混合度測定の原理その2:到達度測定

fig 1
◎ PMMA(白成分) ポリメチルメタアクリル
◎Magnetite(黒成分)マグネタイト(酸化鉄)Fe
O

同じ混合比でも、混合方法によって、色や明度に変化のある系の例)

例えば混合機構の異なる装置(粉にかかる外力が大きく異なる)を使って、同一比率の粉体を混合する場合のフォトメーター測定値の変化のグラフ
◎混合第1段階  容器回転型混合機などのように比較的粉の動きがゆっくりとしている場合  (ソフト混合:凝集体や造粒体をこわさない)

fig 2 1:混合初期は粒径の小さい微粒子は凝集して粗い塊となる。
2:混合が進行するに従い、微粒子の粗い塊と粒径の大きい粒子が均一になっていく。
フォトメーター測定値はある収束値に向かってバラツキが少なくなって行く。


◎混合第2段階 高速撹拌型混合機などのように粉の動きが速い場合や、第2段階の混合を長時間続けると  (中程度強度混合:解砕と分散)

fig 3 1.微粒子の粗い塊は剪断力を受けて砕けて行く。
2.混合が進行するに従い、粒径の大きい粒子の周りに微粒子が付着して行く。
フォトメーター測定値は微粒子の影響を受けていく。


◎混合第3段階 高速・高剪断ミルなどで衝撃、圧縮、剪断、摩擦力を受けると         (高強度混合:分散と固定化、複合化)
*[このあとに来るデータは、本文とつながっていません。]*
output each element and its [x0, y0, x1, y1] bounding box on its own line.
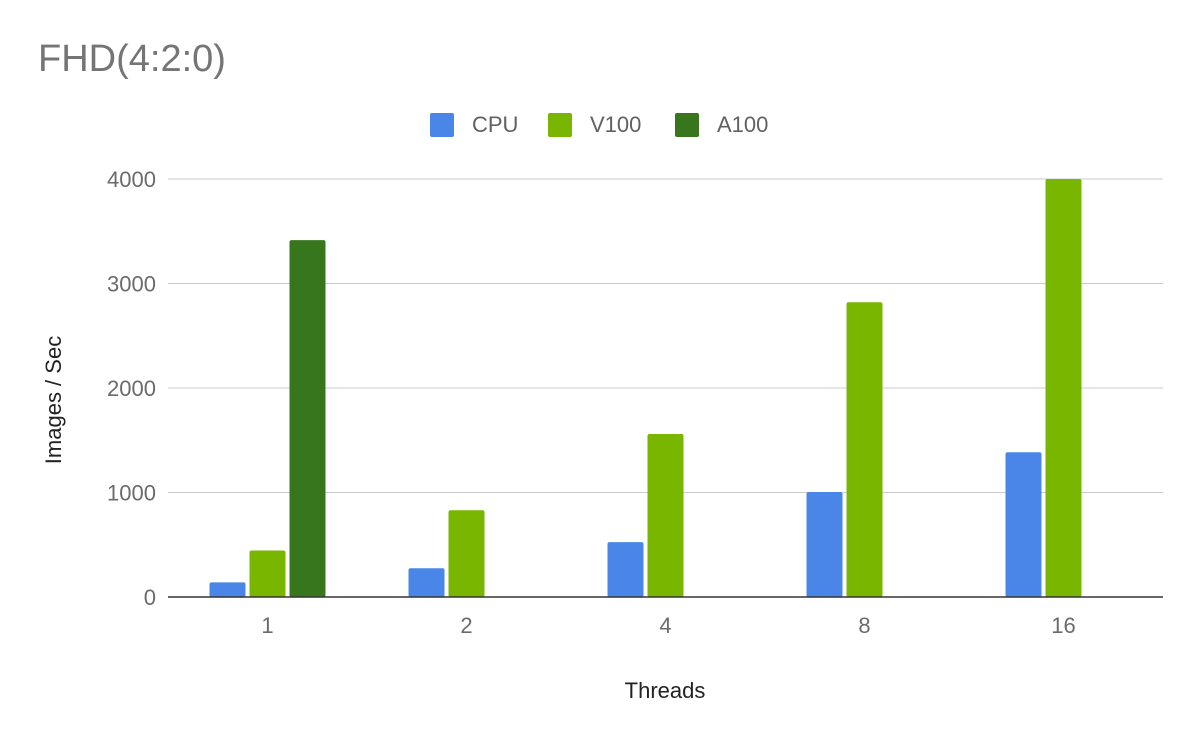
legend-label-cpu: CPU	[472, 112, 519, 137]
legend-item-v100: V100	[548, 112, 641, 138]
y-tick-label: 0	[144, 585, 156, 610]
bar-v100-1	[249, 550, 286, 597]
y-tick-label: 4000	[107, 167, 156, 192]
y-tick-label: 2000	[107, 376, 156, 401]
legend-label-v100: V100	[590, 112, 642, 137]
bar-cpu-16	[1005, 452, 1042, 597]
x-tick-label: 16	[1051, 613, 1075, 638]
legend-item-a100: A100	[675, 112, 768, 138]
y-tick-label: 3000	[107, 272, 156, 297]
bar-cpu-4	[607, 542, 644, 597]
x-tick-label: 4	[659, 613, 671, 638]
chart-title: FHD(4:2:0)	[38, 38, 226, 80]
bar-cpu-2	[408, 568, 445, 597]
x-tick-label: 2	[460, 613, 472, 638]
x-tick-label: 8	[858, 613, 870, 638]
x-axis-label: Threads	[624, 678, 706, 703]
bar-cpu-8	[806, 491, 843, 597]
legend-swatch-cpu	[430, 113, 454, 137]
y-tick-label: 1000	[107, 481, 156, 506]
bar-a100-1	[289, 240, 326, 597]
legend-item-cpu: CPU	[430, 112, 518, 138]
legend-swatch-a100	[675, 113, 699, 137]
x-tick-label: 1	[261, 613, 273, 638]
legend: CPU V100 A100	[0, 112, 1200, 140]
bar-v100-8	[846, 302, 883, 597]
bar-v100-16	[1045, 179, 1082, 597]
bar-v100-2	[448, 510, 485, 597]
bar-cpu-1	[209, 582, 246, 597]
bar-v100-4	[647, 433, 684, 597]
legend-swatch-v100	[548, 113, 572, 137]
legend-label-a100: A100	[717, 112, 769, 137]
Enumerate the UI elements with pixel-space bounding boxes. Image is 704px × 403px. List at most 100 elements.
fig 4 1.微粒子は次第に1次粒子にまで分散する。
2.粒径の大きい粒子の周りに微粒子が完全に付着してゆく。
フォトメーター測定値は最も微粒子の影響を受ける。


さらに混合処理を続けると、微粒子が粒径の大きい粒子の内に打ち込まれて埋没し、フォトメーター測定値は微粒子の影響を少し受けなくなる。 fig 5

付着力が強くて凝集しやすい粉体の場合には、凝集体が解砕されてゆく度合いを示すものです。


もう少し分かりやすく説明しますと、

お餅 きな粉 を十分にまぶすと、 お餅 の色は見えなくなり、 きな粉 の色ばかり見えるようになります。
お餅 は搗き立ての柔らかいお餅では無く、固くなって変形しないという条件ですが)

大きな粒の粉の周りを小さな粉が覆ってしまうと、大きな粉の色は見えなくなり、小さい粉の色しか見えなくなります。

よくまぶさずに、 きな粉 が(お餅くらいの大きさに)固まっていたら、 お餅 の色も きな粉 の色も見えます。
もし、 きな粉 の大きな固まりと お餅 が1つずつ均一に並んでいるとすると、大きな広い範囲で見ると混合は完了したとも言えます。

しかし、 きな粉 が1粒1粒に分かれたのか、どうかを知るためには到達度の測定という事が必要となってきます。

到達度とは
到達度とは混合第2段階、第3段階において、微粒子の凝集塊が次第に解砕される過程と、粒径の大きい粒子の周りに微粒子が付着しながら表面に展開してゆく過程を表すために定義された簡便な指標です。
これには、まず十分に混合分散させた基準となるべき粉体試料を用意します。(例えば乳鉢か湿式分散で十分に混合し、もうこれ以上色などの変化が進行しない状態になった粉体)

その粉体試料のフォトメーター測定値を基準(Vst基準値)として、混合中の混合物の明度がどの程度Vst基準値に近づいたかを判定するものです。